A technical question that has to do with Hodge Star

[PhyAmateur]

If we have an equation that looks like $$H=Y$$ and we want to multiply H by either $$ReM_{IJ}$$ or $$ImM_{IJ}$$ where $$M_{IJ}$$ is a complex matrix. But the thing is that $$Y=\star(...)$$ where $$\star$$ is hodge star and (...) is set of complex functions and other numerical stuff, my question is technical here, say we decide to multiply H by $$ReM_{IJ}$$ can we move $$ReM_{IJ}$$ into the parenthesis and jump over the Hodge star? That is to say $$ReM_{IJ}H=\star(ReM_{IJ} ...)$$ or this is absolutely wrong and we should keep $$ReN_{IJ}$$ outside the Hodge star? That is to say $$ReM_{IJ}H=ReM_{IJ}\star( ...)$$

EDIT: M_{IJ} is a complex matrix

 

[robphy]

What's your definition of the Hodge Star in this context?

 

[PhyAmateur]

Hodge star in R^3.

 

[Ben Niehoff]

The Hodge star is a linear map. Careful though, in complex geometry sometimes the Hodge star is a conjugate-linear map. Hence the reason for the question.

P.S. Your posts would be way easier to read if you use in-line Latex where appropriate.

 

[PhyAmateur]

What do you mean here by conjugate-linear map? Let me be more specific with my question, do you mean if "c" is a real number or real function then
$$ \star(c\omega)=(c\star \omega)$$
If so, then what will happen if c were a complex function instead?

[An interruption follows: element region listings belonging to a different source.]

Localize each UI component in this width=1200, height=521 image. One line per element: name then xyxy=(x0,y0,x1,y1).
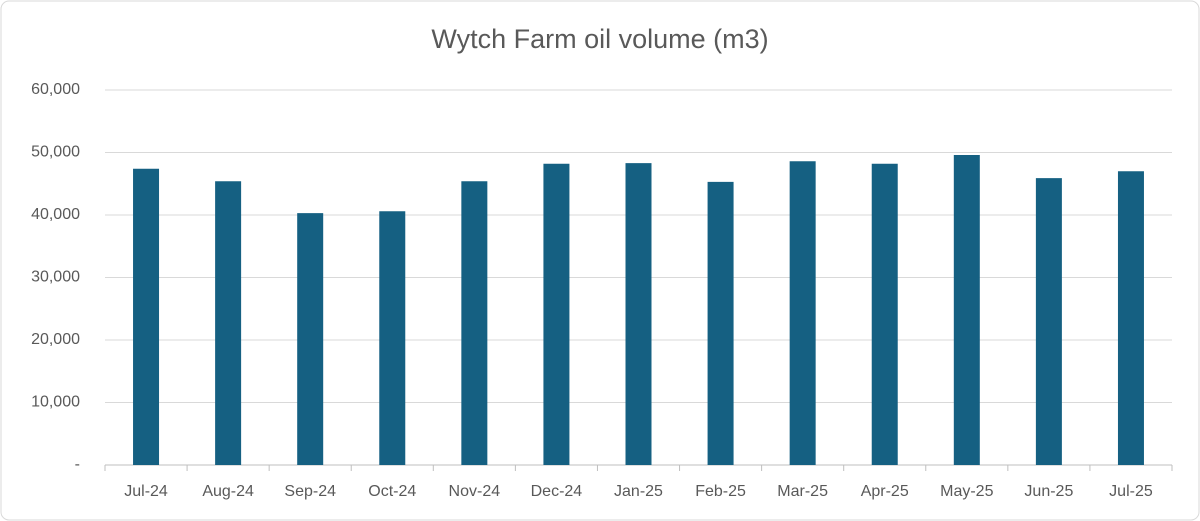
bar xyxy=(543,163,570,465)
y-tick-label: 50,000 xyxy=(31,144,80,161)
x-tick-label: Apr-25 xyxy=(861,483,909,500)
x-tick-label: May-25 xyxy=(940,483,993,500)
x-tick-label: Aug-24 xyxy=(202,483,254,500)
y-tick-label: 10,000 xyxy=(31,394,80,411)
x-tick-label: Feb-25 xyxy=(695,483,746,500)
y-tick-label: 20,000 xyxy=(31,331,80,348)
bar xyxy=(1035,178,1062,465)
bar xyxy=(707,181,734,465)
x-tick-label: Jun-25 xyxy=(1024,483,1073,500)
x-tick-label: Dec-24 xyxy=(531,483,583,500)
x-tick-label: Jul-24 xyxy=(124,483,168,500)
x-tick-label: Mar-25 xyxy=(777,483,828,500)
y-tick-label: 60,000 xyxy=(31,81,80,98)
y-tick-label: - xyxy=(75,456,80,473)
bar xyxy=(215,181,242,465)
chart-title: Wytch Farm oil volume (m3) xyxy=(431,24,768,54)
bar xyxy=(789,161,816,465)
bar xyxy=(625,163,652,465)
bar xyxy=(133,168,160,465)
x-tick-label: Sep-24 xyxy=(284,483,336,500)
bar xyxy=(1117,171,1144,465)
bar xyxy=(953,155,980,465)
bar xyxy=(379,211,406,465)
x-tick-label: Oct-24 xyxy=(368,483,416,500)
y-tick-label: 30,000 xyxy=(31,269,80,286)
y-tick-label: 40,000 xyxy=(31,206,80,223)
x-tick-label: Jan-25 xyxy=(614,483,663,500)
x-tick-label: Jul-25 xyxy=(1109,483,1153,500)
bar xyxy=(871,163,898,465)
bar xyxy=(297,213,324,465)
x-tick-label: Nov-24 xyxy=(449,483,501,500)
bar xyxy=(461,181,488,465)
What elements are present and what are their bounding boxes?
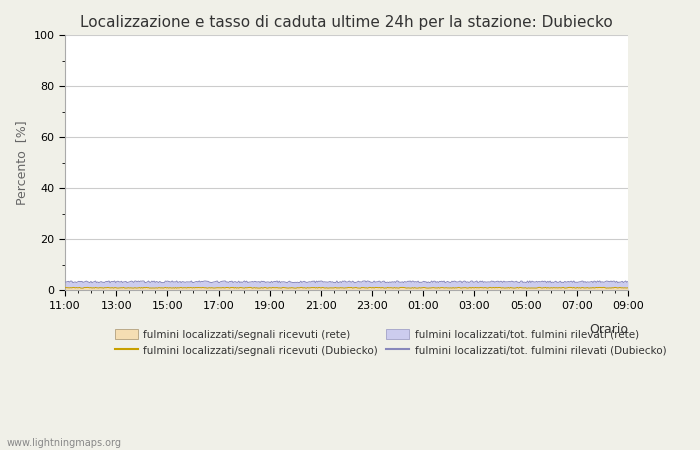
Text: Orario: Orario xyxy=(589,324,628,337)
Y-axis label: Percento  [%]: Percento [%] xyxy=(15,121,28,205)
Legend: fulmini localizzati/segnali ricevuti (rete), fulmini localizzati/segnali ricevut: fulmini localizzati/segnali ricevuti (re… xyxy=(116,328,666,356)
Title: Localizzazione e tasso di caduta ultime 24h per la stazione: Dubiecko: Localizzazione e tasso di caduta ultime … xyxy=(80,15,612,30)
Text: www.lightningmaps.org: www.lightningmaps.org xyxy=(7,438,122,448)
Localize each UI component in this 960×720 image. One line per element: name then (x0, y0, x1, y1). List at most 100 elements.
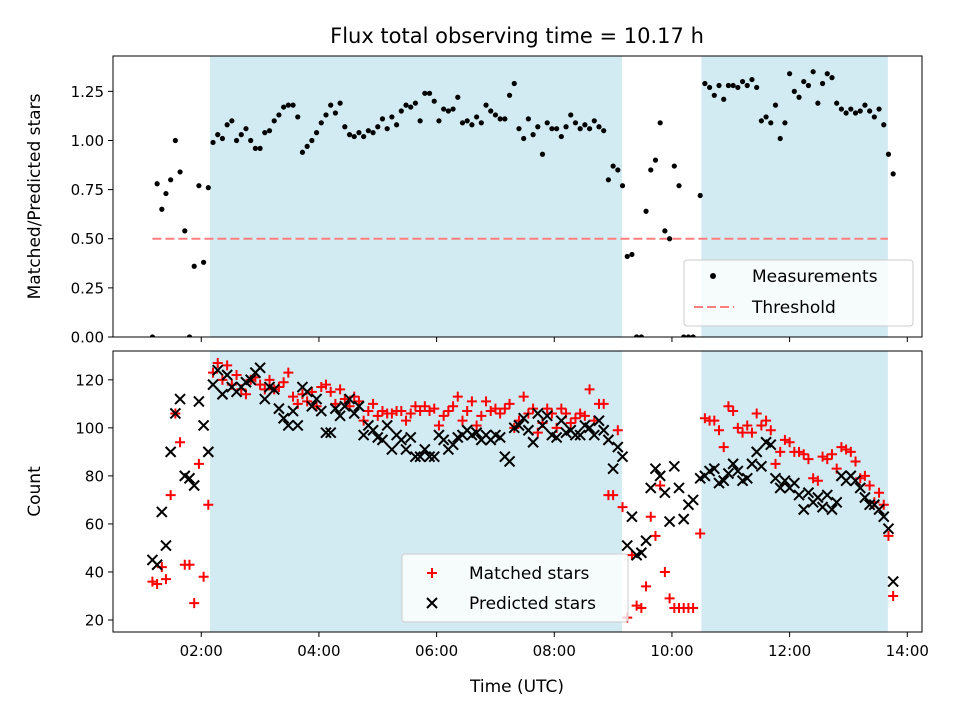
y-tick-label: 120 (75, 371, 104, 389)
measurement-point (422, 90, 428, 96)
measurement-point (506, 92, 513, 98)
predicted-star-point (207, 378, 219, 391)
matched-star-point (761, 415, 772, 426)
matched-star-point (212, 358, 223, 369)
legend-matched-marker (427, 568, 437, 578)
predicted-star-point (569, 429, 582, 441)
predicted-star-point (320, 426, 332, 439)
measurement-point (876, 106, 882, 112)
measurement-point (782, 120, 788, 126)
measurement-point (857, 108, 863, 114)
matched-star-point (490, 403, 501, 414)
measurement-point (243, 126, 249, 132)
measurement-point (643, 208, 649, 214)
measurement-point (159, 206, 165, 212)
matched-star-point (160, 574, 171, 585)
measurement-point (843, 110, 849, 116)
y-tick-label: 0.25 (71, 279, 104, 297)
measurement-point (516, 126, 522, 132)
matched-star-point (198, 571, 209, 582)
axes-frame (112, 55, 923, 338)
measurement-point (619, 183, 626, 189)
matched-star-point (584, 384, 595, 395)
matched-star-point (770, 458, 781, 469)
measurement-point (474, 114, 480, 120)
legend-measurements-label: Measurements (752, 267, 878, 287)
measurement-point (332, 110, 339, 116)
predicted-star-point (292, 419, 304, 432)
measurement-point (196, 183, 202, 189)
measurement-point (662, 228, 668, 234)
measurement-point (408, 104, 414, 110)
legend-box (401, 553, 629, 623)
predicted-star-point (722, 467, 735, 480)
predicted-star-point (727, 458, 739, 470)
measurement-point (657, 120, 663, 126)
matched-star-point (288, 391, 299, 402)
matched-star-point (325, 386, 336, 397)
matched-star-point (419, 401, 430, 412)
y-tick-label: 100 (75, 419, 104, 437)
measurement-point (819, 80, 826, 87)
measurement-point (172, 137, 178, 144)
matched-star-point (845, 446, 856, 457)
predicted-star-point (197, 419, 210, 432)
measurement-point (393, 122, 400, 128)
measurement-point (177, 169, 183, 175)
predicted-star-point (788, 477, 801, 489)
measurement-point (824, 71, 830, 77)
predicted-star-point (244, 374, 257, 386)
predicted-star-point (826, 503, 838, 516)
matched-star-point (372, 410, 383, 421)
measurement-point (796, 94, 802, 100)
measurement-point (601, 128, 607, 134)
measurement-point (257, 145, 263, 151)
predicted-star-point (400, 443, 412, 456)
matched-star-point (152, 578, 163, 589)
measurement-point (711, 92, 717, 98)
matched-star-point (798, 449, 809, 460)
matched-star-point (264, 374, 275, 385)
predicted-star-point (798, 503, 810, 516)
legend: Measurements Threshold (683, 259, 914, 327)
predicted-star-point (437, 434, 450, 446)
predicted-star-point (649, 462, 662, 475)
predicted-star-point (541, 410, 553, 422)
measurement-point (201, 259, 207, 265)
measurement-point (852, 110, 859, 116)
measurement-point (890, 171, 896, 177)
predicted-star-point (668, 460, 681, 472)
matched-star-point (320, 379, 331, 390)
predicted-star-point (555, 414, 568, 427)
predicted-star-point (550, 431, 563, 444)
measurement-point (450, 106, 456, 112)
matched-star-point (556, 403, 567, 414)
measurement-point (544, 120, 550, 126)
matched-star-point (728, 406, 739, 417)
matched-star-point (659, 566, 670, 577)
matched-star-point (438, 410, 449, 421)
predicted-star-point (873, 503, 885, 516)
measurement-point (591, 118, 597, 124)
y-tick-label: 0.00 (71, 329, 104, 347)
measurement-point (885, 151, 892, 157)
predicted-star-point (593, 414, 605, 427)
predicted-star-point (277, 412, 290, 424)
predicted-star-point (882, 523, 895, 535)
predicted-star-point (607, 462, 619, 475)
measurement-point (754, 84, 760, 91)
predicted-star-point (746, 458, 758, 470)
predicted-star-point (348, 407, 360, 420)
predicted-star-point (183, 472, 196, 484)
predicted-star-point (774, 482, 786, 494)
measurement-point (768, 120, 774, 126)
predicted-star-point (574, 429, 586, 441)
x-tick-label: 14:00 (886, 642, 929, 660)
matched-star-point (471, 420, 482, 431)
predicted-star-point (659, 486, 671, 499)
measurement-point (629, 251, 635, 258)
measurement-point (721, 96, 727, 102)
predicted-star-point (612, 441, 624, 453)
matched-star-point (203, 499, 214, 510)
predicted-star-point (532, 407, 544, 420)
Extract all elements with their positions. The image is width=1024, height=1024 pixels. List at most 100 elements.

Note: I am trying to using a single "$" for in-line Latex with no results :(!

 

[Ben Niehoff]

Actually, I think the conjugate-linear version is typically written $\bar \star$. It means the combination of taking the Hodge dual and the complex conjugate. Hence for a complex number $c$,

$$\bar \star \; c \omega = \bar c \; \bar \star \; \omega.$$

As for why you would want to do this: it allows you to define a natural Hermitian product on compact complex manifolds:

$$\langle \alpha, \, \beta \rangle = \int_M \alpha \wedge \bar \star \, \beta.$$

On PF, use ## for in-line Latex.

 

[PhyAmateur]

Oh great, I understand now, then for a linear map $\star$ and if $c$ is a complex function then it will not affect the complex function upon leaping it over the $\star$

That is to say, is the following correct if the c is a complex function:

$$\star(c\omega)=c\star\omega$$

Thank you for the in-line tip, much neater! And if you may suggest for me a good read about those mappings (linear and complex conjugate) I'd be grateful!

 

[Ben Niehoff]

You should read Nakahara's book.

 

[PhyAmateur]

Ok thank you, but about the last thing I mentioned about the complex function in my previous comment? I would appreciate if you reread my previous comment again? Does the complex function leap over the linear Hodge dual with no problem the same as if it were a real function?